Carlos Santana

chitarrista e compositore messicano naturalizzato statunitense

Carlos Humberto Santana Barragán, conosciuto come Carlos Santana o anche solo come Santana (1947 – vivente), chitarrista e compositore messicano naturalizzato statunitense. 

Carlos Santana

Intervista di Kory Grow, rollingstone.it, 23 febbraio 2020.
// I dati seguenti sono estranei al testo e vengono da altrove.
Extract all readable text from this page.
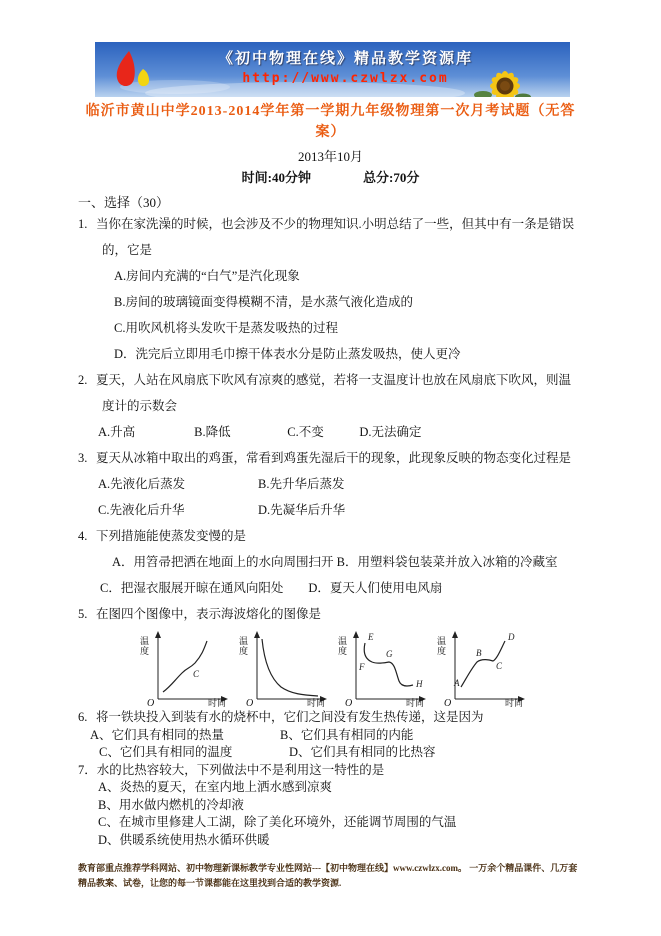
《初中物理在线》精品教学资源库
http://www.czwlzx.com
临沂市黄山中学2013-2014学年第一学期九年级物理第一次月考试题（无答案）
2013年10月
时间:40分钟	总分:70分
一、选择（30）
1. 当你在家洗澡的时候，也会涉及不少的物理知识.小明总结了一些，但其中有一条是错误的，它是
A.房间内充满的“白气”是汽化现象
B.房间的玻璃镜面变得模糊不清，是水蒸气液化造成的
C.用吹风机将头发吹干是蒸发吸热的过程
D．洗完后立即用毛巾擦干体表水分是防止蒸发吸热，使人更冷
2. 夏天，人站在风扇底下吹风有凉爽的感觉，若将一支温度计也放在风扇底下吹风，则温度计的示数会
A.升高	B.降低	C.不变	D.无法确定
3. 夏天从冰箱中取出的鸡蛋，常看到鸡蛋先湿后干的现象，此现象反映的物态变化过程是
A.先液化后蒸发	B.先升华后蒸发
C.先液化后升华	D.先凝华后升华
4. 下列措施能使蒸发变慢的是
A．用笤帚把洒在地面上的水向周围扫开 B．用塑料袋包装菜并放入冰箱的冷藏室　　C．把湿衣服展开晾在通风向阳处　　D．夏天人们使用电风扇
5. 在图四个图像中，表示海波熔化的图像是
C
温度
时间
O
温度
时间
O
E
F
G
H
温度
时间
O
A
B
C
D
温度
时间
O
6. 将一铁块投入到装有水的烧杯中，它们之间没有发生热传递，这是因为
A、它们具有相同的热量	B、它们具有相同的内能
C、它们具有相同的温度	D、它们具有相同的比热容
7．水的比热容较大，下列做法中不是利用这一特性的是
A、炎热的夏天，在室内地上洒水感到凉爽
B、用水做内燃机的冷却液
C、在城市里修建人工湖，除了美化环境外，还能调节周围的气温
D、供暖系统使用热水循环供暖
教育部重点推荐学科网站、初中物理新课标教学专业性网站---【初中物理在线】www.czwlzx.com。 一万余个精品课件、几万套精品教案、试卷，让您的每一节课都能在这里找到合适的教学资源.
  • [Cosa ricordi di quella serata ai Grammy?] Ricordo che mi guardavano tutti – persone che suppongo sapessero cosa stava succedendo. Io non sapevo nulla, ma qualcuno sapeva tutto prima di me, e mi guardavano con una certa attenzione. Sorridevano, come se volessero dirmi: "Ora ci sei dentro anche tu". Io pensavo: "Ma che succede?".
  • [A chi ti riferisci?] Bob Dylan continuava a indicarmi. Ancora prima di aprire la busta con il nome del vincitore, era come se sapesse tutto. Mi guardava e mi indicava, come a dire: "Lo vincerai tu". Avevamo fatto un paio di tour insieme, uno nell'83 e l'altro nel '95, ma non l'avevo mai visto così. Aveva un divino sguardo da mascalzone, pieno d'empatia, come se fossimo uniti.
  • [Hai vinto otto premi quella sera. Non è stato difficile inventare ogni volta un discorso diverso?] Ricordo che gli altri dicevano roba come "Vorrei ringraziare il mio gatto e il canarino", e qualcuno mi ha chiesto di essere breve: "Fai in fretta, così possiamo andare avanti". Dopo un po' mi sono limitato a dire "Grazie", prendere il premio e tornare indietro. Sono stato piuttosto obbediente, ma nell'ultima mezz'ora, quando ho vinto gli ultimi tre – Record of the Year e Song of the Year, ho iniziato a pensare che avrei potuto dire qualcosa in più.
  • [Hai raggiunto il record di Michael Jackson quella sera. Ti ha telefonato per congratularsi?] Sì, mi ha chiamato Quincy Jones e ha detto: "Ehi, come va? C'è qualcuno, qui, che vorrebbe parlarti". Abbiamo chiacchierato, mi ha invitato a suonare sul suo nuovo album. C'è un bambino in me che perde ancora la testa per Jimi Hendrix e Michael Jackson, per Marvin Gaye e Miles Davis, anche se in un certo senso ora sono uno di loro. C'è un bambino in me che è ancora meravigliato da Michael. E sarà sempre così. Sono loro le persone più grandi della vita stessa.
  • [È incredibile. Come ti sei sentito dopo la cerimonia?] Mi sentivo strafatto. Come se camminassi a tre metri da terra. Non sono riuscito a dormire. È stato intenso, perché facevo interviste per ringraziare i Grammy, e tutti mi chiedevano: "Beh, come ti senti?". Jeff Beck continuava a fissarmi. Gli ho chiesto: "Jeff, che succede?". E lui: "Dev’essere bello per te, stasera". Ho risposto: "Amico, non so cosa si prova a essere me, stasera". Ero sopraffatto. Mi vedo ancora come il lavapiatti di Tijuana, determinato a ottenere la possibilità di condividere il palco con Jerry Garcia, i Grateful Dead e Michael Bloomfield. Mi vedo ancora così... insomma, quel lavapiatti messicano sta vivendo un lunghissimo sogno.